As a practical matter, statements are likely to wind up on the databases anyway. If a company does not submit its statement, an NGO is likely to do so or it will be found through a website search by the database sponsor. Over the next couple of years, we expect the modern slavery statements of substantially all larger multinationals to be included on third-party transparency databases, since proposed Australian modern slavery legislation (discussed here), which is widely expected to be adopted, contemplates mandatory posting on a Modern Slavery Statements Register.
Submitting to the databases also may have benefits. Companies are more likely to receive credit from data analytics firms for modern slavery compliance efforts, since the disclosure will be easier for them to find. Information supplied by data analytics firms is increasingly being used by mainstream investors as part of their integration of environmental, social and governance factors into investment decisions. In addition, if the statement is timely, inclusion in the databases will reduce the chances of the company inadvertently being included on a non-compliant list.
However, keep in mind that databases will archive statements for multiple years. This will make it easier for stakeholders to do year-over-year comparisons of statements. For some companies, this will put more pressure on continuous improvement of their modern slavery risk assessments, risk mitigation and other compliance initiatives and related disclosures.

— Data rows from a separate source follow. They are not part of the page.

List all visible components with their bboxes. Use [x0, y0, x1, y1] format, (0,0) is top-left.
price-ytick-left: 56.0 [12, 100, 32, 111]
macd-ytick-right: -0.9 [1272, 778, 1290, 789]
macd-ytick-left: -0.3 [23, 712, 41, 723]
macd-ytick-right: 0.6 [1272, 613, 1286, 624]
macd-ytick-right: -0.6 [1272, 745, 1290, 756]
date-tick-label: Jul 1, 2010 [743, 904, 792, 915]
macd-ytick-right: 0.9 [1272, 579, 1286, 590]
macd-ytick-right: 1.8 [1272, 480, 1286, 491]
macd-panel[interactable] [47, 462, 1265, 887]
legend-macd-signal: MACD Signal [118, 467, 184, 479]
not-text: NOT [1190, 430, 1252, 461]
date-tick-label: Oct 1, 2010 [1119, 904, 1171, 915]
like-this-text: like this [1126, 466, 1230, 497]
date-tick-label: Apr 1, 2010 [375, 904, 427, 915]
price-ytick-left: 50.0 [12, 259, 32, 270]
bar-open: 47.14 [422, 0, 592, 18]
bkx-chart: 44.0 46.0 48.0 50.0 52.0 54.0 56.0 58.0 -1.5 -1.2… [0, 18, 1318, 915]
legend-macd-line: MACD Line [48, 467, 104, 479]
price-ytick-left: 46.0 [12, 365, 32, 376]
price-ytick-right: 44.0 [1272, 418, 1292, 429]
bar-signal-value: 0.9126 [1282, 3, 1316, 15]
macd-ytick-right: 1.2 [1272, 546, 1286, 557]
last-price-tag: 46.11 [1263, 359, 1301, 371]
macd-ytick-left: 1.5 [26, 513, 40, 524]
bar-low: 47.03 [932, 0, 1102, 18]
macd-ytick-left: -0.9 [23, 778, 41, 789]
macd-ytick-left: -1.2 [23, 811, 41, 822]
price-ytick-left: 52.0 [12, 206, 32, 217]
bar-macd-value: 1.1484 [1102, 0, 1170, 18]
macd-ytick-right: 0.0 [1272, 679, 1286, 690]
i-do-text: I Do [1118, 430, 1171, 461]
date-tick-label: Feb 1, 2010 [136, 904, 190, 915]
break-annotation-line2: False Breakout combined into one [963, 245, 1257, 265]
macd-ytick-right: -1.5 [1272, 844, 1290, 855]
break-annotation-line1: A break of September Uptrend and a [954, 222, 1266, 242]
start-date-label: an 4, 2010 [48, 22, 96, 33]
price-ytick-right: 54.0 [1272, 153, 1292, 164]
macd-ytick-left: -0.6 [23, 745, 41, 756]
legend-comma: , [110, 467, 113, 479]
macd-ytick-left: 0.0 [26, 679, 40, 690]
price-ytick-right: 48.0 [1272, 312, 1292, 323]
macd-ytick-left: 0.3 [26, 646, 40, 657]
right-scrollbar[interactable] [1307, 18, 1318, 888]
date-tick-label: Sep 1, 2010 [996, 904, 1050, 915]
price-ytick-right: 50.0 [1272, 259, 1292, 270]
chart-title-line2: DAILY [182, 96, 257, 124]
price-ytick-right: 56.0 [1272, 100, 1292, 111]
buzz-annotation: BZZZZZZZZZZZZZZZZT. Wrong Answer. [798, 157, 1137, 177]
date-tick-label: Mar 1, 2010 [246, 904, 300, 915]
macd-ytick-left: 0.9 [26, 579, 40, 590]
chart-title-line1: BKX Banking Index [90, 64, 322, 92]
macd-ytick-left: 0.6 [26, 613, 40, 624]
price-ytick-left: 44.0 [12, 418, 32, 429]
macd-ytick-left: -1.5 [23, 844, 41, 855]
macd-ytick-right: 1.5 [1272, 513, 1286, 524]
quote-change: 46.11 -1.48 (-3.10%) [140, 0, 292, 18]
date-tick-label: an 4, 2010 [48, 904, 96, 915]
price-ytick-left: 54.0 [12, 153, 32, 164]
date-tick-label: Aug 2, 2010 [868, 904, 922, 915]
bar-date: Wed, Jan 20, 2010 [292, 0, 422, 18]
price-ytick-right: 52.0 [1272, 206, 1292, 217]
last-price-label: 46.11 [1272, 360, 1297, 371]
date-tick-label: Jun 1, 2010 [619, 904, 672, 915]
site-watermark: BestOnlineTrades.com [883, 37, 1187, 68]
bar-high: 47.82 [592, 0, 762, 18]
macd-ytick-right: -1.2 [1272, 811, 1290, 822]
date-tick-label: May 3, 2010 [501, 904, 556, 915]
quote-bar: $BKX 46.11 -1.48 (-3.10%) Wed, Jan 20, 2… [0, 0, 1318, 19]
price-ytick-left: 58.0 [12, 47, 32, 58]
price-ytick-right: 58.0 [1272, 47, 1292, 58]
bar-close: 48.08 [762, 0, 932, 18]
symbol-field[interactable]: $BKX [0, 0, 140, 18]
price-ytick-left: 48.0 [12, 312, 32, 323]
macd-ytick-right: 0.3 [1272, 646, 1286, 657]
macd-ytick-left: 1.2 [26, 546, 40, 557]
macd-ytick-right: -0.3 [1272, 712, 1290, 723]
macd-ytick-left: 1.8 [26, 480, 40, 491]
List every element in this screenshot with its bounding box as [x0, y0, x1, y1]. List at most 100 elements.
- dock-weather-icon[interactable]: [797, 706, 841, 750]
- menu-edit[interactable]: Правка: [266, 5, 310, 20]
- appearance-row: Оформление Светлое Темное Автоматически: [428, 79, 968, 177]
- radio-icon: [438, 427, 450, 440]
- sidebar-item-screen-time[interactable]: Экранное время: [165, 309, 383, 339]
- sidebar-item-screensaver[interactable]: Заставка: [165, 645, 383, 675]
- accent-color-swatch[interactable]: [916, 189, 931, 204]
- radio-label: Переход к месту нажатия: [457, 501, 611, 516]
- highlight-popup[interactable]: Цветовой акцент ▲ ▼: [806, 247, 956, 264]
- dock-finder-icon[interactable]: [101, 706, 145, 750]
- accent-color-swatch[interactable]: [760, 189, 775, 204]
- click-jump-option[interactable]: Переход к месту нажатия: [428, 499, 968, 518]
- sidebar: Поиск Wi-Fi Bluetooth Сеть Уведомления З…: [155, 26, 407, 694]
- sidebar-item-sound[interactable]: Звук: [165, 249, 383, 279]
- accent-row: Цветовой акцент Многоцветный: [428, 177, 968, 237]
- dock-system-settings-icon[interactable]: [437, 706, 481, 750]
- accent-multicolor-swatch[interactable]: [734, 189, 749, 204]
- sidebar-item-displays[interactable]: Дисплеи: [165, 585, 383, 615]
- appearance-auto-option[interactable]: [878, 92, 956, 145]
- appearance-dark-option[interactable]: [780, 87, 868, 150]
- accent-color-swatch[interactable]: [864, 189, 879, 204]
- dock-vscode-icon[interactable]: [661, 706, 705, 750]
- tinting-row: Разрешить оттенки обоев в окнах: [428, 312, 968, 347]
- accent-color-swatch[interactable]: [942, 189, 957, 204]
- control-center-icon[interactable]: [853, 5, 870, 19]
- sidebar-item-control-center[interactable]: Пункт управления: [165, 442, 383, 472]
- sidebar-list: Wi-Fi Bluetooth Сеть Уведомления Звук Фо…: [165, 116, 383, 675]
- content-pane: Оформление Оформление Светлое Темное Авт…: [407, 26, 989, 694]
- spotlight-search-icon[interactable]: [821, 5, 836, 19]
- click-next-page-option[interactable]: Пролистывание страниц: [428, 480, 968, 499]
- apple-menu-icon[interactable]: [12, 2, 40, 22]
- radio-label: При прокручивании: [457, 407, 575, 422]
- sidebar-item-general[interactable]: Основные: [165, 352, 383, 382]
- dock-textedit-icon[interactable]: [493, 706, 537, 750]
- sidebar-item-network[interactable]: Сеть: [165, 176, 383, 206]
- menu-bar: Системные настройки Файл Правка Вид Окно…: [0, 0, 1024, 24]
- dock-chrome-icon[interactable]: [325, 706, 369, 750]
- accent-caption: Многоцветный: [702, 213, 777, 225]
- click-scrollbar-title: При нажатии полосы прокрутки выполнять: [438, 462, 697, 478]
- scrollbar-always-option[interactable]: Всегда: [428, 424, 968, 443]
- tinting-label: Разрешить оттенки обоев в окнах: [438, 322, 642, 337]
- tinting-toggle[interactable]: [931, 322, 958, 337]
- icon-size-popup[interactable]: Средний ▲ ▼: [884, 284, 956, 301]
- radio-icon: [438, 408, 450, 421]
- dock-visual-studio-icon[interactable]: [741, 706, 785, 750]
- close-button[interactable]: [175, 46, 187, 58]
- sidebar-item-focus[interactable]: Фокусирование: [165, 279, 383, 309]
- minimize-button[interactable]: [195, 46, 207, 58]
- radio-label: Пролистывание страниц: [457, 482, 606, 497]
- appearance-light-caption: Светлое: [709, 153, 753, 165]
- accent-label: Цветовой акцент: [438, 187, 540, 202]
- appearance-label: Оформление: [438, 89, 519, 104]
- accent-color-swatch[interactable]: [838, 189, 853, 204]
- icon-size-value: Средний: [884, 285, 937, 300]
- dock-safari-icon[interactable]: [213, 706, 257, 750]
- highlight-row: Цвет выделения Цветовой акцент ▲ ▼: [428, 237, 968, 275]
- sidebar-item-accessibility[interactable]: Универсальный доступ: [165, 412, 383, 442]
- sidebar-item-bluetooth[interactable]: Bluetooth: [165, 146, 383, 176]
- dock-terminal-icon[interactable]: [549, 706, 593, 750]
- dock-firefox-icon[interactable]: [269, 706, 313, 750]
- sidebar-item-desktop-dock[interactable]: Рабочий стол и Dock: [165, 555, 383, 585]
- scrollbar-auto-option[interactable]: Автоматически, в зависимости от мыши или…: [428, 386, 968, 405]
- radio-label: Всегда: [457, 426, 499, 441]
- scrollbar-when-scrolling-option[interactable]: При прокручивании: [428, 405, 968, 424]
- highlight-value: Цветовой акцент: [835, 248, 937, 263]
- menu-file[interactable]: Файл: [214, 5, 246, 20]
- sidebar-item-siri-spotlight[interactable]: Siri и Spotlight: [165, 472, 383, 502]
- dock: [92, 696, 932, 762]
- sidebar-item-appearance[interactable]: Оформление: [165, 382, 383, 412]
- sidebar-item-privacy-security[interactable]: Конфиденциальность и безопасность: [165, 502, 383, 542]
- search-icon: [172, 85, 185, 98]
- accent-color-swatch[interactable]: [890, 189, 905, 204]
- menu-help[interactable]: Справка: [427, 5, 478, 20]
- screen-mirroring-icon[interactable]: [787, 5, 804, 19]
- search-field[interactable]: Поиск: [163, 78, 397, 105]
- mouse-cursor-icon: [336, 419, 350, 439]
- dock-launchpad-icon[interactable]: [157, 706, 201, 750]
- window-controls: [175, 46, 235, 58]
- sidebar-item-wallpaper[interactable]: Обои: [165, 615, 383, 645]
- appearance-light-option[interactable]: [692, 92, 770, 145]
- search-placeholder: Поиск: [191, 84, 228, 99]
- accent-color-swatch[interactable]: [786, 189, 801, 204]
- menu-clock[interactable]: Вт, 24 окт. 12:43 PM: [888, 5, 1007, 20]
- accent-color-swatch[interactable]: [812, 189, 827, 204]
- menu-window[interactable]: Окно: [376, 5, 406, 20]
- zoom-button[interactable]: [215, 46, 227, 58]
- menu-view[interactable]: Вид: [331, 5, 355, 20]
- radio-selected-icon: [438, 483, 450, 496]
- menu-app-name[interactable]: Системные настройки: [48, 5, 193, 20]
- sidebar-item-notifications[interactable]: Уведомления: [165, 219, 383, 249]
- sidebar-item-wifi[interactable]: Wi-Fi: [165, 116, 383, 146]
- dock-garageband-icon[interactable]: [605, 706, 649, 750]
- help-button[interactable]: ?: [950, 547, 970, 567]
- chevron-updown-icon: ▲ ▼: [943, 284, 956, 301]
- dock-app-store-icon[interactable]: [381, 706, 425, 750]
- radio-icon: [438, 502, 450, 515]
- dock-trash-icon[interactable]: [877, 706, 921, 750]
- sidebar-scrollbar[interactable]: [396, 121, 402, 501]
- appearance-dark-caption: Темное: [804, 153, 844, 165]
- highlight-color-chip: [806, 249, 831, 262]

Review Compliance Practices Against UK Government Procurement Expectations. As noted above, the Cabinet Office will require the UK Government’s biggest suppliers to provide data and action plans for how they plan to address key social issues, including modern slavery. Large UK Government suppliers should consider proactively assessing their social compliance programs against the Government’s Supplier Code of Conduct to determine whether enhancements should be made.